T. Kafarski: Kaczmarek mnie rozczarował
13 lipca 2006
- Mam nadzieję, że Lechia będzie grała dobrze, szybko i skutecznie. Wtedy kibice będą zadowoleni - mówi drugi trener biało-zielonych - Tomasz Kafarski.
- Współpraca z Tomaszem Borkowskim jest bardziej na zasadach partnerskich niż podziale - pierwszy i drugi trener. Wiadomo, że ostateczna decyzja należy do Tomka, ale staram się przekonać go do pewnych moich pomysłów - mówi na łamach Dziennika Bałtyckiego Tomasz Kafarski.
- Nie raz byłem na meczach Lechii. Założyliśmy sobie z Tomkiem, że drużyna ma być dobrze poustawiana na boisku, ma grać szybko i skutecznie. Jeśli tak będzie to i kibice będą zadowoleni.
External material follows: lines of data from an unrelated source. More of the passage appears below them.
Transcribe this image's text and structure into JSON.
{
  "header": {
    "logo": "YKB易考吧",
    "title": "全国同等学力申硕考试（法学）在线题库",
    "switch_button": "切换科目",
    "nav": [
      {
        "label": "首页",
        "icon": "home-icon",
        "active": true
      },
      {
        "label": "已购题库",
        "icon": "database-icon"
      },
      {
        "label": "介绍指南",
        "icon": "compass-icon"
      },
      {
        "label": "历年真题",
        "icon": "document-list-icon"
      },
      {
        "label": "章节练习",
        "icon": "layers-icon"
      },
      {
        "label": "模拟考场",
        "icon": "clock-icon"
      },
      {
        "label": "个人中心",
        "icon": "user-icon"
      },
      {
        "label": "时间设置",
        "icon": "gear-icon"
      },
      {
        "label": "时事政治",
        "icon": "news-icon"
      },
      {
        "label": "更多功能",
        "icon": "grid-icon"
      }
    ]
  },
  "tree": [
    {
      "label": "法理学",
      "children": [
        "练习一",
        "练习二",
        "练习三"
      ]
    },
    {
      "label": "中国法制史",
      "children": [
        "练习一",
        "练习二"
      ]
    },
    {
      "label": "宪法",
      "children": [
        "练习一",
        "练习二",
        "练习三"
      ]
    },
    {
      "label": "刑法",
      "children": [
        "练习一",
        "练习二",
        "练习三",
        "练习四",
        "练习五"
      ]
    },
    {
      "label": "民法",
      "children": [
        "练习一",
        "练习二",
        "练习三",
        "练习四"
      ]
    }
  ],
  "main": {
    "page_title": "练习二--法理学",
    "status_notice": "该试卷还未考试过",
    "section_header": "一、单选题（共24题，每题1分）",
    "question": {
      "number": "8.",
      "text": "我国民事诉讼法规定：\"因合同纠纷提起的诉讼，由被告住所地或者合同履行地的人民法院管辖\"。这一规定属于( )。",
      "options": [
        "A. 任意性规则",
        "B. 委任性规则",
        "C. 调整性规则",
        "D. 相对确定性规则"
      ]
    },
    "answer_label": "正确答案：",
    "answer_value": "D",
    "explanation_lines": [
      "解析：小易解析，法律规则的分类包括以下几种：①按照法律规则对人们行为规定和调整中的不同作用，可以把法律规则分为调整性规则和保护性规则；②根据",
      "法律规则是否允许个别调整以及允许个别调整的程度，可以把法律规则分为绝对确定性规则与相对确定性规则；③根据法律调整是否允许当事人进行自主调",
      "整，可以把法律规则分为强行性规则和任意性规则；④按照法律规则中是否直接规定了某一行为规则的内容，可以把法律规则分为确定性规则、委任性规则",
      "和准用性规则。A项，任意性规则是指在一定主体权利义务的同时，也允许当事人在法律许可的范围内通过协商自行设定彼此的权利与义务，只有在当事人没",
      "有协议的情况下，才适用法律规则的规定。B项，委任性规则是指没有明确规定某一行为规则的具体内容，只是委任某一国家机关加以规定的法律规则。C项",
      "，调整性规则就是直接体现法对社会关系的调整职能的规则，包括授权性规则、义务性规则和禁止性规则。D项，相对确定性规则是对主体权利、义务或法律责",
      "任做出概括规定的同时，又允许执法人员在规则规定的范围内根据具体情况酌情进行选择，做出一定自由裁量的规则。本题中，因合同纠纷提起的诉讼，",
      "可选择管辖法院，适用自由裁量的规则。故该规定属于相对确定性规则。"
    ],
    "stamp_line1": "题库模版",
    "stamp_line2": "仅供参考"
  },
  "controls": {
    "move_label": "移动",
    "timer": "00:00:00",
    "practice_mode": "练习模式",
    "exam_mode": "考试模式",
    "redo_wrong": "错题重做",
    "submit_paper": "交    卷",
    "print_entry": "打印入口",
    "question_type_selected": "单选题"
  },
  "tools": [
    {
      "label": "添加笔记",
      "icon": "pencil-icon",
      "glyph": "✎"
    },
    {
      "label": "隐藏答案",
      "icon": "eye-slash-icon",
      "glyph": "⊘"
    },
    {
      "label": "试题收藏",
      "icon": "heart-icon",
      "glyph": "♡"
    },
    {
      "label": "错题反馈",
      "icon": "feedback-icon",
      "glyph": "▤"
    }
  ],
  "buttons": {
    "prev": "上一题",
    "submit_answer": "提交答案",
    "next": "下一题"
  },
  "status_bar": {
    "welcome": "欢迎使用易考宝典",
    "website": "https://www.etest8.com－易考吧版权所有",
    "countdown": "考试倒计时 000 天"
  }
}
Presji kibiców i pracy w Lechii się nie boję - zapewnia drugi szkoleniowiec gdańszczan.
Tomasz Kafarski zaprzecza, że praca w Lechii jest dla niego wyłącznie okazją do wypromowania swojego trenerskiego nazwiska. - Muszę jasno powiedzieć, że zostałem zatrudniony jako drugi trener. I robię wszystko, aby moją pracę wykonywać jak najlepiej. Stanowczo mówię, że nie czekam na możliwość przejęcia posady pierwszego trenera za Tomka Borkowskiego. Obaj jedziemy na tym samym wózku.
- SMS Łódź bardzo wysko ceni sobie moją pracę szkoleniową. To miłe. Damian Trzebiński nie przychodził do Kaszubii jako wielki talent. Ale zrobił duże postępy. Zagrał 50-60 meczów w trzeciej lidze, ale to chyba za mało, żeby wywindować cenę do 200 tysięcy złotych. Słyszałem, że SMS jest gotowy pójść na kompromis i może jednak Damian jeszcze do nas dołączy - mówi o swoim podopiecznym z Kaszubii Kościerzyna - Tomasz Kafarski.
- Jestem zaskoczony, ale i bardzo rozczarowany zachowaniem Pawła Kaczmarka. Dzięki mnie - ale nie tylko - otrzymał szansę trenowania i gry w Lechii. Został poddany sprawdzianom i miał szanse na to, żeby w drużynie zostać. Jestem bardzo zawiedziony tym jak się zachował - mówi były szkoleniowec Kaszubii Kościerzyna.
- Nie mam już kandydatów do gry w Lechii. Trochę nazwisk już się przewinęło. Choć ktoś pewnie jeszcze do nas dołączy. Skupiamy się jednak na pracy z tymi zawodnikami, którzy są z nami na zgrupowaniu - mówi drugi trener gdańskiej Lechii.
- Na pewno przydałoby się trochę świeżej krwi. To zawsze dobrze wpływa na zespół - zakończył Tomasz Kafarski zapytany o ocenę potencjału prowadzonego zespołu.